4. Si Mme C... soutient qu’elle est en situation de vulnérabilité ce qui justifierait l’octroi des conditions matérielles d’accueil en ce qu’elle est atteinte d’un cancer et qu’elle l’a signalé en vain lors de son entretien de vulnérabilité, il ressort des pièces du dossier, notamment de l’entretien de vulnérabilité du 10 février 2026, que celle-ci n’a signalé aucun problème de santé et a déclaré que les informations fournies étaient exactes, et ce alors qu’elle a été assistée par un interprète en langue persane qu’elle comprend. Enfin, les éléments relatifs à son état de santé qu’elle produit à l’instance ne sont pas suffisants pour établir une situation de vulnérabilité qui justifierait qu’elle bénéficie des conditions matérielles d’accueil. Par suite, le moyen doit être écarté.

5. Il résulte de tout ce qui précède que Mme C... n’est pas fondée à demander l’annulation de la décision du 10 février 2026 lui refusant le bénéfice des conditions matérielles d’accueil. Par conséquent, la requête doit être rejetée en toutes ses conclusions.


D É C I D E :


Article 1er : La requête de Mme C... est rejetée.

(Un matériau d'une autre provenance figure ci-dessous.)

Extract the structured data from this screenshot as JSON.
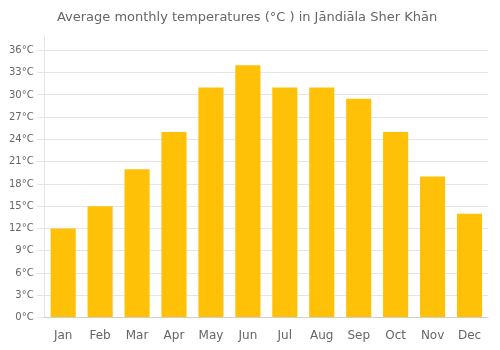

Article 2 : Le présent jugement sera notifié à Mme A... C... et à l'Office français de l'immigration et de l'intégration.

Rendu public par mise à disposition au greffe le 9 mars 2026.


Le magistrat désigné,

Signé

E. Lamy

La greffière,

Signé

O. El Moctar



La République mande et ordonne au ministre de l'intérieur en ce qui le concerne ou à tous commissaires de justice à ce requis en ce qui concerne les voies de droit commun contre les parties privées, de pourvoir à l'exécution de la présente décision.